In my defence, I've been teaching for several hours without a break. The first session was with the English literature second-years, on the Renaissance module. Which makes me the Renaissance Man. Ahem. It was a session on sonnets today: a strict form subgenre requiring technical mastery while also avoiding cliché and predictability. There are a lot of bad sonnets around.
What I did to avoid the dreaded silence and passivity which often manifests itself when teaching poetry and in particular closed form poetry was to introduce scissors to the occasion. I gave them sonnets by Wyatt, Drayton, Spenser and Wendy Cope, but with all the lines in random order. The students had to draw on their knowledge of metre, rhyme scheme, quatrains, octaves, sestets and 'voltas' (the surprising 'turn'), sonnet history and culture to work out the correct order. So they had to develop technical and cultural skills to get it right. They did really well, some perfectly.
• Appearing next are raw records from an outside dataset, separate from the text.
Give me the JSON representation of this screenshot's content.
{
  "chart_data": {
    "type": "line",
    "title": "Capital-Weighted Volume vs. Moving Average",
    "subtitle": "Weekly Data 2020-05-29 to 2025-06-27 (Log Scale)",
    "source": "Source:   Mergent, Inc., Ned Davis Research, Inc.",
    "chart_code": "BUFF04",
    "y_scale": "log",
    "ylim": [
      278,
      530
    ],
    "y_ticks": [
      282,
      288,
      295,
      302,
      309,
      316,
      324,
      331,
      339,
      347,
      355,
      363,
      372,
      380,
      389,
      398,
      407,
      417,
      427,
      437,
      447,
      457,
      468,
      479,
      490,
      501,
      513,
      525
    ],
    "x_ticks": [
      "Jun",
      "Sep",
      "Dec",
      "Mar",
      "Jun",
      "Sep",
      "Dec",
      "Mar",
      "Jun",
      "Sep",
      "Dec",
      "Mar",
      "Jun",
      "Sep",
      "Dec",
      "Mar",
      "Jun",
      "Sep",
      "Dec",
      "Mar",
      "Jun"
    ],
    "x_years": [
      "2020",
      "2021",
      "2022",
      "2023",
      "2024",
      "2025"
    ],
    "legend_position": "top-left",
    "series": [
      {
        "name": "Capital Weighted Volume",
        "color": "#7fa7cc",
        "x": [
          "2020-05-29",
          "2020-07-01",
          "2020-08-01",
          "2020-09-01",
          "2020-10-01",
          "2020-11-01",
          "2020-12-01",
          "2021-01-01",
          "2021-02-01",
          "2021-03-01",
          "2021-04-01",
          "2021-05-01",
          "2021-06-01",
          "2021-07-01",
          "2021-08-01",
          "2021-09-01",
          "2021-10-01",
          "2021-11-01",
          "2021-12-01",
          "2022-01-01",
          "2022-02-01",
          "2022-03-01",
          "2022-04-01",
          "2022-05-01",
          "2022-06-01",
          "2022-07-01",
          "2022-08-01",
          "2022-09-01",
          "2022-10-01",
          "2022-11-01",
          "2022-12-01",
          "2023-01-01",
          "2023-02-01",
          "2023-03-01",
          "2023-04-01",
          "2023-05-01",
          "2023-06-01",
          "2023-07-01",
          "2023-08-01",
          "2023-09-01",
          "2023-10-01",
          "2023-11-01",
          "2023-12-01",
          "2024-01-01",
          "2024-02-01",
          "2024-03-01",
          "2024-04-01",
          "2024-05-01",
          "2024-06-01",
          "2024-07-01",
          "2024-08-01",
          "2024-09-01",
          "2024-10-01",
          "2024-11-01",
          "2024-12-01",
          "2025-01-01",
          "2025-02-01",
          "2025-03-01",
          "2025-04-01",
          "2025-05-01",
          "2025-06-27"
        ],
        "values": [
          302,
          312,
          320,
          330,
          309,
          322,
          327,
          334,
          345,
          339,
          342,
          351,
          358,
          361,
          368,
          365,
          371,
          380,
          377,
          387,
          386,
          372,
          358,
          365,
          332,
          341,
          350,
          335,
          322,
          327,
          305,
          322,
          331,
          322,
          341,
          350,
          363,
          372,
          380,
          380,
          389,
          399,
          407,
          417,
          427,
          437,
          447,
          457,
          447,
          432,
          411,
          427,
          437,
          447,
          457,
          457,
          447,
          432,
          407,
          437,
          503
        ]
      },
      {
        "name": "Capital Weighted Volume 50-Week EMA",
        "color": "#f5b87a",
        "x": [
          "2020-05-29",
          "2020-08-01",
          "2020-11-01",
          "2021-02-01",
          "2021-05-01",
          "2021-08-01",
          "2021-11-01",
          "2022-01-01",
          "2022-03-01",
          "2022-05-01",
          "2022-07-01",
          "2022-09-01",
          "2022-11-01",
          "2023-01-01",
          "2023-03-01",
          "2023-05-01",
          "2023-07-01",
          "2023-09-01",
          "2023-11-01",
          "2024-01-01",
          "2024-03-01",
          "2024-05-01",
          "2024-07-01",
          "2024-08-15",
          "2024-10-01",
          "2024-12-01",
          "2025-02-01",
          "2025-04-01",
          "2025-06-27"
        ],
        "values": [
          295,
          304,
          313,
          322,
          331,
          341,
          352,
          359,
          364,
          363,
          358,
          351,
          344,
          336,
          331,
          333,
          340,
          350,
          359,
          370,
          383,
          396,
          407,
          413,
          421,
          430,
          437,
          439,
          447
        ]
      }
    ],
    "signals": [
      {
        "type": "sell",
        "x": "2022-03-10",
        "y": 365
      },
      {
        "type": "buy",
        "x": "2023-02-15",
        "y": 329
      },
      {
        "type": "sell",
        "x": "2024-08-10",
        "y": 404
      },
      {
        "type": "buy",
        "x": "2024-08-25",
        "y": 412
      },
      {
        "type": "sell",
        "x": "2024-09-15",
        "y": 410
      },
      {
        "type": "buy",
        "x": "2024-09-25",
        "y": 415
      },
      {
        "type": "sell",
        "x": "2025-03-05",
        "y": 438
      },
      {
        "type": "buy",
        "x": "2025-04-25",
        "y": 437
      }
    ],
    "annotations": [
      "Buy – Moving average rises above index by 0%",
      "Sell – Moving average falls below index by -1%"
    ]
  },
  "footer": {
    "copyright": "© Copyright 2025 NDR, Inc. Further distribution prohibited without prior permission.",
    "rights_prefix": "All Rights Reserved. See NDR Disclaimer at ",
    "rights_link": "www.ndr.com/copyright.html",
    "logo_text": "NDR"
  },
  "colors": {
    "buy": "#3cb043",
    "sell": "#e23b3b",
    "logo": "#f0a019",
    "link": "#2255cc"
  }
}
After that, it was into my Ethics class, mostly concentrating on the origins, meaning and application of privacy. Rather economically, I thought, I discussed the Renaissance development of the individual just as I had in the sonnets class! Individuality is a culturally and historically-located concept, owing a lot to the Reformation's insistence on private contemplation and moral self-interrogation. Add capitalism's self-defeating but lucrative need for you to express this new 'you' by constantly changing your outward appearance (new codpiece then, new iPhone now) and voilà: the self-fashioned individual. And individuals need physical and mental space. Which corporations and governments need for economic reasons but resent for political purposes. So we went from John Locke to Facebook's privacy settings in a single bound. Hugely enjoyable, though I was rather shocked by many students' cheerful willingness to abandon privacy for the sake of convenience. Facebook's business model (sell your data to other corporations) seems perfectly reasonable, apparently.
The point was that just as in the Renaissance, we self-fashion, only we do so in multiple forums now. We have to perform in person, on Facebook, on Twitter, on Blogger and everywhere else. Paradoxically, we perform both to conform and to distinguish ourselves. My Twitter feed tries to be trenchant and witty, to attract followers. But I can't be too creative or transgressive, because I'll be socially excluded. Learning where the boundaries are is what Foucault called disciplinarily – and its bound up with notions of the self and of power. Being visible online is an exercise in agency, but it's also a form of submitting to authority and surveillance both by the state and corporations, but also to the population which has internalised hegemonic values. We are each other's, and our own, policemen.
All in all, a glorious, though exhausting day. And being in the classroom meant I was temporarily shielded from the vicious, ideologically-driven government financial statement.